Dr. Helena Pietragallo, an OB-GYN at UPMC Magee Womens Hospital Midlife Health Center, who wasn’t involved in the study, said the paper’s strength is that it looks at a type of exercise that many overlook.
“We often talk about the importance of exercise and movement as part of a lot of pieces of menopausal health,” she told TODAY. “This is really interesting, looking at something that we don’t generally think of a typical mode of exercise. It’s great because it’s looking at something that might be really attractive to some women that they might not think of as being their usual 30 minutes of exercise.”
The experts hope this encourages women to find an activity they feel engaged with as a way of maintaining or improving their health after menopause.
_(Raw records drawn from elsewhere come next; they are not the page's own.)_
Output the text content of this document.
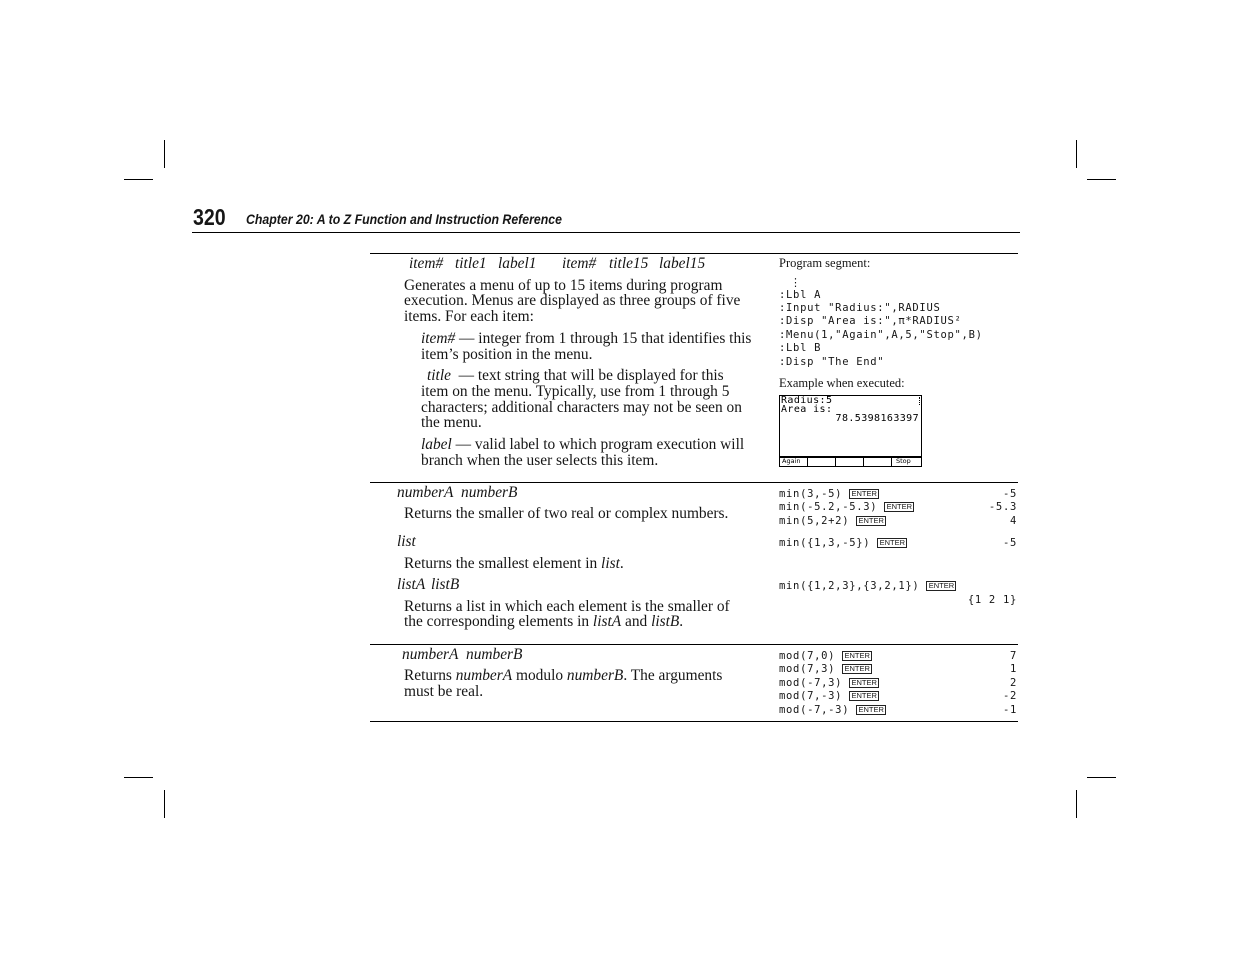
320 Chapter 20: A to Z Function and Instruction Reference
item# title1 label1 item# title15 label15
Generates a menu of up to 15 items during program
execution. Menus are displayed as three groups of five
items. For each item:
item# — integer from 1 through 15 that identifies this
item’s position in the menu.
title  — text string that will be displayed for this
item on the menu. Typically, use from 1 through 5
characters; additional characters may not be seen on
the menu.
label — valid label to which program execution will
branch when the user selects this item.
Program segment:
⋮
:Lbl A
:Input "Radius:",RADIUS
:Disp "Area is:",π*RADIUS²
:Menu(1,"Again",A,5,"Stop",B)
:Lbl B
:Disp "The End"
Example when executed:
Radius:5
Area is:
78.5398163397
Again	Stop
numberA numberB
Returns the smaller of two real or complex numbers.
list
Returns the smallest element in list.
listA listB
Returns a list in which each element is the smaller of
the corresponding elements in listA and listB.
min(3,-5)	ENTER	-5
min(-5.2,-5.3)	ENTER	-5.3
min(5,2+2)	ENTER	4
min({1,3,-5})	ENTER	-5
min({1,2,3},{3,2,1})	ENTER
{1 2 1}
numberA numberB
Returns numberA modulo numberB. The arguments
must be real.
mod(7,0)	ENTER	7
mod(7,3)	ENTER	1
mod(-7,3)	ENTER	2
mod(7,-3)	ENTER	-2
mod(-7,-3)	ENTER	-1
“What we’re really trying to emphasize is finding something that works for patients particularly if they’re not already an active exercising person,” Pietragallo said. “I love the idea of being able to present dance as an option.”
After going through menopause, women are at higher risk for cardiovascular, joint and bone problems. Exercise can be a good way to combat the added threats.
“We see an increase in cardiovascular risk in menopausal patients,” Pietragallo said. “By decreasing triglycerides and increasing HDL that will improve cardiovascular health. In terms of bone health, certainly doing any kind of weight-bearing exercise really adds to the patient’s bone health … Exercise can also decrease the risk of falling and imbalance, which can cause so many issues for women.”
While the paper provides a more inclusive look at exercise, it does have some downsides. The study included a small sample size and didn’t have a control group, such as women who did not exercise or women who tried a different type of workout.
“They also didn’t monitor food consumption or dietary makeup of the participants so it could have been that some of these metabolic changes were related to the fact that they were feeling better about themselves," Faubion said. "They were exercising so people tend to eat better.”
Buonani da Silva admitted that some of the changes could be attributed to the women developing new eating habits, too. And, Pietragallo said she wished that they examined a program that women could do at home or independently because it would make it easier for more women to participate.
“I always like to see a study that has something that anybody can do from their home," she said. “When it comes to exercise, especially in sedentary patients, who are not exercising, making something convenient to them that they can do at home and they can do easily really helps to pique their interest.”
Still, the experts agree that this study shows a moderate fun activity contributes to improvements in postmenopausal women’s health.
“It’s always good to remember that the best exercise is one that we like to do,” Buonani da Silva said. “Dance for these women can be a drug without side effects that can reduce the impacts of aging and promote mental and physical health.”